Well, we had a stupid spring in Queensland (Australia). 40 degree temperatures mid spring, sweltering heat and humidity and wilder storms. They are getting worse year by year, here. We are known for our big summer storms, but really, this is getting stupid.
The last occurred late last week, with a massive hail storm hitting the city just before 5pm.
I have now lived through 4 once in a life time near catastrophic and damaging weather events (all really bad storms) in the last 12 years.
This is now the new normal.
The only reason we did not lose all of our windows last week
to the massive hail, was because we had storm shutters installed. They are dented to within an inch of their lives, but they somehow or other managed to hold and my house just caught the edge of it. My kids were with their father that afternoon, cowering in the hallway at his house as all of his windows exploded from the hail. My former sister-in-law lost all her windows also, roof damage, car is a write off. Last year I was at my parent's house down the coast when
they were hit with a massive hail storm with hail the size of golf ball size and a few much larger ones thrown in occasionally during the 15+ minutes of solid hail falling down and winds that defied belief. Severe property damage.

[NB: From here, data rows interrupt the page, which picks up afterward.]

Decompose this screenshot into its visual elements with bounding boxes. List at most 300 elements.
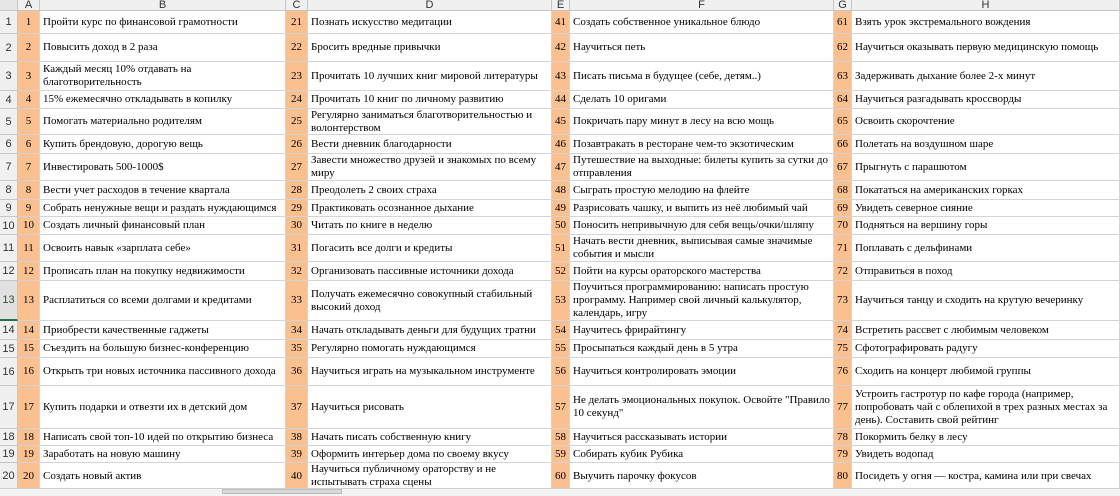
goal-number: 27 (291, 160, 302, 173)
goal-number: 62 (837, 41, 848, 53)
goal-text: Начать откладывать деньги для будущих тратни (311, 323, 536, 336)
goal-number-cell[interactable] (286, 135, 308, 154)
goal-number-cell[interactable] (18, 235, 40, 262)
goal-text-cell[interactable] (570, 91, 834, 109)
goal-text-cell[interactable] (308, 235, 552, 262)
goal-number: 37 (291, 400, 302, 413)
goal-number-cell[interactable] (834, 321, 852, 340)
goal-text-cell[interactable] (308, 463, 552, 490)
row-header-8[interactable]: 8 (0, 181, 18, 200)
goal-text: Познать искусство медитации (311, 15, 452, 28)
goal-text: Подняться на вершину горы (855, 219, 988, 231)
goal-number-cell[interactable] (18, 154, 40, 181)
goal-text-cell[interactable] (852, 154, 1120, 181)
goal-text: Начать вести дневник, выписывая самые значимые события и мысли (573, 235, 813, 260)
goal-text: Научиться играть на музыкальном инструменте (311, 365, 535, 377)
goal-text-cell[interactable] (570, 446, 834, 463)
goal-number-cell[interactable] (552, 135, 570, 154)
goal-text-cell[interactable] (570, 321, 834, 340)
goal-text: Преодолеть 2 своих страха (311, 183, 437, 196)
goal-number: 24 (291, 93, 302, 105)
goal-text-cell[interactable] (852, 463, 1120, 490)
goal-text-cell[interactable] (40, 34, 286, 62)
goal-number: 26 (291, 137, 302, 150)
goal-number-cell[interactable] (286, 11, 308, 34)
goal-text-cell[interactable] (570, 217, 834, 235)
goal-text: Вести учет расходов в течение квартала (43, 183, 230, 196)
goal-number: 1 (25, 15, 32, 28)
goal-number-cell[interactable] (286, 181, 308, 200)
goal-number-cell[interactable] (286, 62, 308, 91)
goal-text-cell[interactable] (40, 321, 286, 340)
goal-text: 15% ежемесячно откладывать в копилку (43, 93, 233, 105)
goal-text-cell[interactable] (852, 217, 1120, 235)
goal-text-cell[interactable] (40, 358, 286, 386)
goal-number-cell[interactable] (552, 429, 570, 446)
row-header-7[interactable]: 7 (0, 154, 18, 181)
goal-number: 49 (555, 201, 566, 214)
goal-text-cell[interactable] (570, 109, 834, 135)
goal-number: 76 (837, 365, 848, 377)
goal-number-cell[interactable] (552, 154, 570, 181)
goal-number: 80 (837, 469, 848, 482)
goal-number-cell[interactable] (552, 321, 570, 340)
goal-number: 19 (23, 447, 34, 460)
goal-number-cell[interactable] (834, 135, 852, 154)
goal-text: Каждый месяц 10% отдавать на благотворительность (43, 63, 192, 88)
goal-number-cell[interactable] (834, 386, 852, 429)
goal-number-cell[interactable] (18, 109, 40, 135)
goal-number: 74 (837, 323, 848, 336)
goal-text-cell[interactable] (308, 181, 552, 200)
goal-number: 44 (555, 93, 566, 105)
goal-text-cell[interactable] (570, 181, 834, 200)
goal-text-cell[interactable] (308, 154, 552, 181)
goal-number-cell[interactable] (834, 262, 852, 281)
goal-text-cell[interactable] (308, 217, 552, 235)
goal-text-cell[interactable] (852, 358, 1120, 386)
goal-text: Научиться разгадывать кроссворды (855, 93, 1022, 105)
row-header-19[interactable]: 19 (0, 446, 18, 463)
goal-number-cell[interactable] (552, 109, 570, 135)
goal-number: 61 (837, 15, 848, 28)
goal-text: Купить подарки и отвезти их в детский дом (43, 400, 248, 413)
goal-number: 43 (555, 69, 566, 82)
goal-number: 42 (555, 41, 566, 53)
goal-number: 63 (837, 69, 848, 82)
goal-text-cell[interactable] (570, 200, 834, 217)
goal-number-cell[interactable] (552, 217, 570, 235)
goal-text: Вести дневник благодарности (311, 137, 452, 150)
goal-number: 5 (25, 115, 32, 127)
goal-number-cell[interactable] (18, 386, 40, 429)
goal-number-cell[interactable] (18, 321, 40, 340)
goal-text-cell[interactable] (852, 62, 1120, 91)
goal-text-cell[interactable] (570, 135, 834, 154)
goal-text-cell[interactable] (308, 262, 552, 281)
goal-text-cell[interactable] (308, 91, 552, 109)
goal-text-cell[interactable] (570, 11, 834, 34)
goal-number-cell[interactable] (834, 446, 852, 463)
goal-number-cell[interactable] (286, 262, 308, 281)
goal-number-cell[interactable] (286, 200, 308, 217)
goal-number-cell[interactable] (834, 62, 852, 91)
goal-number: 20 (23, 469, 34, 482)
goal-number-cell[interactable] (286, 235, 308, 262)
goal-text-cell[interactable] (40, 340, 286, 358)
goal-text: Собрать ненужные вещи и раздать нуждающимся (43, 201, 277, 214)
goal-text: Позавтракать в ресторане чем-то экзотическим (573, 137, 794, 150)
goal-number-cell[interactable] (286, 217, 308, 235)
column-header-d[interactable]: D (308, 0, 552, 11)
goal-number: 8 (25, 183, 32, 196)
row-header-20[interactable]: 20 (0, 463, 18, 490)
goal-number: 14 (23, 323, 34, 336)
goal-number-cell[interactable] (834, 235, 852, 262)
goal-number: 10 (23, 219, 34, 231)
goal-text-cell[interactable] (852, 109, 1120, 135)
goal-number-cell[interactable] (286, 109, 308, 135)
goal-number: 66 (837, 137, 848, 150)
row-header-5[interactable]: 5 (0, 109, 18, 135)
goal-number-cell[interactable] (552, 340, 570, 358)
goal-number: 30 (291, 219, 302, 231)
goal-text-cell[interactable] (40, 281, 286, 321)
goal-number: 72 (837, 264, 848, 277)
column-header-a[interactable]: A (18, 0, 40, 11)
goal-number: 18 (23, 430, 34, 443)
goal-text: Научиться публичному ораторству и не испытывать страха сцены (311, 463, 496, 488)
goal-number-cell[interactable] (286, 429, 308, 446)
goal-text-cell[interactable] (308, 62, 552, 91)
goal-text: Освоить скорочтение (855, 115, 955, 127)
goal-text: Научиться танцу и сходить на крутую вечеринку (855, 294, 1084, 306)
goal-number-cell[interactable] (18, 200, 40, 217)
goal-text: Прочитать 10 книг по личному развитию (311, 93, 504, 105)
goal-text: Покричать пару минут в лесу на всю мощь (573, 115, 775, 127)
goal-number: 77 (837, 400, 848, 413)
goal-text-cell[interactable] (308, 429, 552, 446)
column-header-f[interactable]: F (570, 0, 834, 11)
goal-number-cell[interactable] (552, 262, 570, 281)
goal-number-cell[interactable] (18, 135, 40, 154)
goal-text-cell[interactable] (852, 340, 1120, 358)
goal-number: 68 (837, 183, 848, 196)
goal-number: 3 (25, 69, 32, 82)
goal-text: Пойти на курсы ораторского мастерства (573, 264, 761, 277)
goal-text-cell[interactable] (40, 463, 286, 490)
goal-text-cell[interactable] (40, 11, 286, 34)
goal-text: Сыграть простую мелодию на флейте (573, 183, 750, 196)
goal-number: 54 (555, 323, 566, 336)
column-header-b[interactable]: B (40, 0, 286, 11)
goal-number-cell[interactable] (552, 386, 570, 429)
column-header-e[interactable]: E (552, 0, 570, 11)
goal-number: 2 (25, 41, 32, 53)
goal-text: Получать ежемесячно совокупный стабильный высокий доход (311, 287, 533, 313)
goal-number-cell[interactable] (18, 62, 40, 91)
goal-text-cell[interactable] (570, 340, 834, 358)
goal-number-cell[interactable] (18, 446, 40, 463)
goal-text: Практиковать осознанное дыхание (311, 201, 474, 214)
goal-number-cell[interactable] (834, 200, 852, 217)
goal-text-cell[interactable] (40, 200, 286, 217)
goal-text-cell[interactable] (308, 321, 552, 340)
goal-number-cell[interactable] (18, 34, 40, 62)
goal-text-cell[interactable] (852, 321, 1120, 340)
goal-number: 12 (23, 264, 34, 277)
goal-text-cell[interactable] (308, 340, 552, 358)
row-header-16[interactable]: 16 (0, 358, 18, 386)
row-header-15[interactable]: 15 (0, 340, 18, 358)
goal-text-cell[interactable] (308, 34, 552, 62)
goal-number-cell[interactable] (18, 217, 40, 235)
goal-text: Поучиться программированию: написать простую программу. Например свой личный калькулятор, календарь, игру (573, 281, 809, 319)
goal-number-cell[interactable] (834, 217, 852, 235)
goal-number: 7 (25, 160, 32, 173)
row-header-10[interactable]: 10 (0, 217, 18, 235)
goal-text-cell[interactable] (570, 262, 834, 281)
goal-number: 75 (837, 342, 848, 354)
row-header-13[interactable]: 13 (0, 281, 18, 321)
row-header-12[interactable]: 12 (0, 262, 18, 281)
goal-text-cell[interactable] (852, 429, 1120, 446)
goal-text-cell[interactable] (570, 463, 834, 490)
goal-text-cell[interactable] (570, 281, 834, 321)
goal-text: Создать новый актив (43, 469, 142, 482)
goal-text: Оформить интерьер дома по своему вкусу (311, 447, 509, 460)
goal-number-cell[interactable] (552, 200, 570, 217)
goal-text-cell[interactable] (40, 91, 286, 109)
goal-number-cell[interactable] (286, 321, 308, 340)
goal-number: 23 (291, 69, 302, 82)
goal-number: 32 (291, 264, 302, 277)
goal-number-cell[interactable] (834, 181, 852, 200)
goal-text-cell[interactable] (852, 11, 1120, 34)
row-header-9[interactable]: 9 (0, 200, 18, 217)
goal-text-cell[interactable] (308, 446, 552, 463)
row-header-18[interactable]: 18 (0, 429, 18, 446)
goal-number: 73 (837, 294, 848, 306)
goal-text: Увидеть северное сияние (855, 201, 973, 214)
goal-text-cell[interactable] (40, 262, 286, 281)
goal-text: Разрисовать чашку, и выпить из неё любимый чай (573, 201, 808, 214)
goal-text: Помогать материально родителям (43, 115, 202, 127)
goal-text-cell[interactable] (308, 358, 552, 386)
goal-text-cell[interactable] (40, 62, 286, 91)
goal-number-cell[interactable] (286, 154, 308, 181)
goal-text: Читать по книге в неделю (311, 219, 433, 231)
goal-number-cell[interactable] (286, 446, 308, 463)
goal-number: 58 (555, 430, 566, 443)
goal-number-cell[interactable] (18, 340, 40, 358)
row-header-11[interactable]: 11 (0, 235, 18, 262)
goal-text: Увидеть водопад (855, 447, 934, 460)
row-header-14[interactable]: 14 (0, 321, 18, 340)
goal-text-cell[interactable] (308, 200, 552, 217)
goal-text: Не делать эмоциональных покупок. Освойте "Правило 10 секунд" (573, 394, 830, 419)
goal-text-cell[interactable] (852, 262, 1120, 281)
goal-number-cell[interactable] (18, 91, 40, 109)
goal-text-cell[interactable] (40, 217, 286, 235)
goal-number: 39 (291, 447, 302, 460)
goal-number-cell[interactable] (552, 235, 570, 262)
goal-text-cell[interactable] (40, 386, 286, 429)
goal-number: 47 (555, 160, 566, 173)
row-header-3[interactable]: 3 (0, 62, 18, 91)
goal-text: Научитесь фрирайтингу (573, 323, 687, 336)
goal-text-cell[interactable] (852, 281, 1120, 321)
goal-number-cell[interactable] (18, 11, 40, 34)
goal-text: Писать письма в будущее (себе, детям..) (573, 69, 761, 82)
column-header-c[interactable]: C (286, 0, 308, 11)
goal-number: 56 (555, 365, 566, 377)
goal-text-cell[interactable] (852, 200, 1120, 217)
goal-number-cell[interactable] (552, 62, 570, 91)
goal-number-cell[interactable] (834, 34, 852, 62)
row-header-1[interactable]: 1 (0, 11, 18, 34)
goal-number-cell[interactable] (834, 340, 852, 358)
goal-text: Погасить все долги и кредиты (311, 241, 453, 254)
goal-text-cell[interactable] (40, 235, 286, 262)
goal-number-cell[interactable] (834, 281, 852, 321)
goal-number-cell[interactable] (18, 181, 40, 200)
goal-number-cell[interactable] (552, 11, 570, 34)
goal-number: 25 (291, 115, 302, 127)
goal-number: 53 (555, 294, 566, 306)
goal-number-cell[interactable] (552, 91, 570, 109)
goal-number: 40 (291, 469, 302, 482)
goal-text-cell[interactable] (40, 135, 286, 154)
column-header-g[interactable]: G (834, 0, 852, 11)
goal-text-cell[interactable] (308, 386, 552, 429)
goal-number: 60 (555, 469, 566, 482)
goal-text: Устроить гастротур по кафе города (например, попробовать чай с облепихой в трех разных местах за день). Составить свой рейтинг (855, 387, 1108, 426)
horizontal-scrollbar[interactable] (222, 489, 342, 494)
goal-number-cell[interactable] (18, 463, 40, 490)
goal-text-cell[interactable] (570, 358, 834, 386)
goal-number-cell[interactable] (286, 358, 308, 386)
goal-number-cell[interactable] (834, 11, 852, 34)
goal-number: 13 (23, 294, 34, 306)
goal-number-cell[interactable] (552, 34, 570, 62)
goal-number-cell[interactable] (552, 446, 570, 463)
goal-text-cell[interactable] (852, 135, 1120, 154)
goal-text: Написать свой топ-10 идей по открытию бизнеса (43, 430, 274, 443)
goal-text-cell[interactable] (852, 386, 1120, 429)
goal-text: Регулярно заниматься благотворительностью и волонтерством (311, 109, 533, 134)
goal-text: Прыгнуть с парашютом (855, 160, 967, 173)
goal-text: Задерживать дыхание более 2-х минут (855, 69, 1036, 82)
goal-text-cell[interactable] (40, 181, 286, 200)
goal-text: Просыпаться каждый день в 5 утра (573, 342, 738, 354)
goal-number-cell[interactable] (286, 281, 308, 321)
goal-text-cell[interactable] (852, 91, 1120, 109)
goal-text-cell[interactable] (570, 62, 834, 91)
goal-number: 36 (291, 365, 302, 377)
goal-number-cell[interactable] (834, 358, 852, 386)
row-header-6[interactable]: 6 (0, 135, 18, 154)
column-header-h[interactable]: H (852, 0, 1120, 11)
goal-text: Съездить на большую бизнес-конференцию (43, 342, 250, 354)
goal-number: 38 (291, 430, 302, 443)
goal-text: Прочитать 10 лучших книг мировой литературы (311, 69, 538, 82)
goal-text-cell[interactable] (308, 11, 552, 34)
goal-number-cell[interactable] (834, 154, 852, 181)
goal-number-cell[interactable] (18, 358, 40, 386)
goal-number-cell[interactable] (286, 340, 308, 358)
goal-text: Взять урок экстремального вождения (855, 15, 1031, 28)
goal-text: Собирать кубик Рубика (573, 447, 684, 460)
goal-number-cell[interactable] (552, 281, 570, 321)
goal-number: 64 (837, 93, 848, 105)
select-all-corner[interactable] (0, 0, 18, 11)
goal-text-cell[interactable] (852, 446, 1120, 463)
goal-number-cell[interactable] (834, 91, 852, 109)
goal-text-cell[interactable] (570, 34, 834, 62)
goal-number-cell[interactable] (286, 91, 308, 109)
goal-number-cell[interactable] (18, 429, 40, 446)
goal-text-cell[interactable] (40, 429, 286, 446)
goal-number-cell[interactable] (834, 463, 852, 490)
goal-number-cell[interactable] (834, 109, 852, 135)
row-header-2[interactable]: 2 (0, 34, 18, 62)
goal-text-cell[interactable] (308, 281, 552, 321)
goal-text-cell[interactable] (852, 34, 1120, 62)
goal-number: 65 (837, 115, 848, 127)
goal-text-cell[interactable] (570, 154, 834, 181)
goal-number: 4 (25, 93, 32, 105)
goal-number: 17 (23, 400, 34, 413)
goal-number-cell[interactable] (18, 281, 40, 321)
goal-text: Прописать план на покупку недвижимости (43, 264, 245, 277)
goal-text-cell[interactable] (570, 235, 834, 262)
goal-number-cell[interactable] (552, 463, 570, 490)
row-header-4[interactable]: 4 (0, 91, 18, 109)
goal-text: Научиться рисовать (311, 400, 404, 413)
goal-number-cell[interactable] (286, 34, 308, 62)
goal-number: 67 (837, 160, 848, 173)
goal-text: Создать собственное уникальное блюдо (573, 15, 761, 28)
goal-number: 9 (25, 201, 32, 214)
goal-number-cell[interactable] (552, 181, 570, 200)
goal-number-cell[interactable] (286, 463, 308, 490)
goal-number-cell[interactable] (552, 358, 570, 386)
goal-text-cell[interactable] (570, 386, 834, 429)
row-header-17[interactable]: 17 (0, 386, 18, 429)
goal-text: Завести множество друзей и знакомых по всему миру (311, 154, 537, 179)
goal-number: 69 (837, 201, 848, 214)
goal-number-cell[interactable] (286, 386, 308, 429)
goal-text-cell[interactable] (308, 109, 552, 135)
goal-text: Сделать 10 оригами (573, 93, 667, 105)
goal-number-cell[interactable] (18, 262, 40, 281)
goal-text-cell[interactable] (852, 235, 1120, 262)
goal-text-cell[interactable] (40, 154, 286, 181)
goal-text-cell[interactable] (40, 446, 286, 463)
goal-number: 31 (291, 241, 302, 254)
goal-number: 78 (837, 430, 848, 443)
goal-text-cell[interactable] (852, 181, 1120, 200)
goal-number: 45 (555, 115, 566, 127)
goal-number: 21 (291, 15, 302, 28)
goal-text-cell[interactable] (40, 109, 286, 135)
goal-text: Покататься на американских горках (855, 183, 1024, 196)
goal-number-cell[interactable] (834, 429, 852, 446)
goal-text: Инвестировать 500-1000$ (43, 160, 164, 173)
goal-text-cell[interactable] (308, 135, 552, 154)
goal-text-cell[interactable] (570, 429, 834, 446)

A few years before that, when we lived at The Gap, we lost just about everything to
The Gap Storm and a mudslide a few days later (what wasn't lost in the storm went in the mudslide a few days after the storm - thankfully we had managed to evacuate our children out that night when the inlaws were able to get through the debris on the road in their 4x4 before all the roads were closed by emergency crews after our panicked phone call right as the storm ended and the lines went down for a week). Truth be told, however, The Gap storm was probably the worst I have ever been through (and I have been through actual cyclones). What amounted to a few minutes of sheer terror as we were hit by a microburst that we actually thought we were going to die to be honest, and at one point during it all, we had taken our then very small children towards the back of the house, away from the rising water that was smashing into the front of the house, getting ready to get them out if the doors or windows did not hold out and hope like hell we were not felled down by the debris that was then flying through the air from the houses nearby that had virtually exploded from it and screaming over the sound of the wind outside about how we were going to survive this. Which isn't surprising when you consider the
winds had reached over 180kmph.
And a few years prior to that, we were hit with another huge hail storm that left hail knee deep outside.
All of these are each supposed to be once a life time things. That you see once and will be unlikely to experience again for a very long time.
Weather events are becoming much more extreme and much more common. Queensland is used to the big storms. But what we have been seeing over the last few years go beyond that. Extreme weather events are now so common place that it is expected that we will see multiple events that were once deemed "once in a lifetime" just about every year. Between November last year and November this year, I have seen 2 such events.
Sadly, we have a Government that does not believe in global warming or climate change.
It cannot be ignored anymore. If something isn't done, then it will just get worse.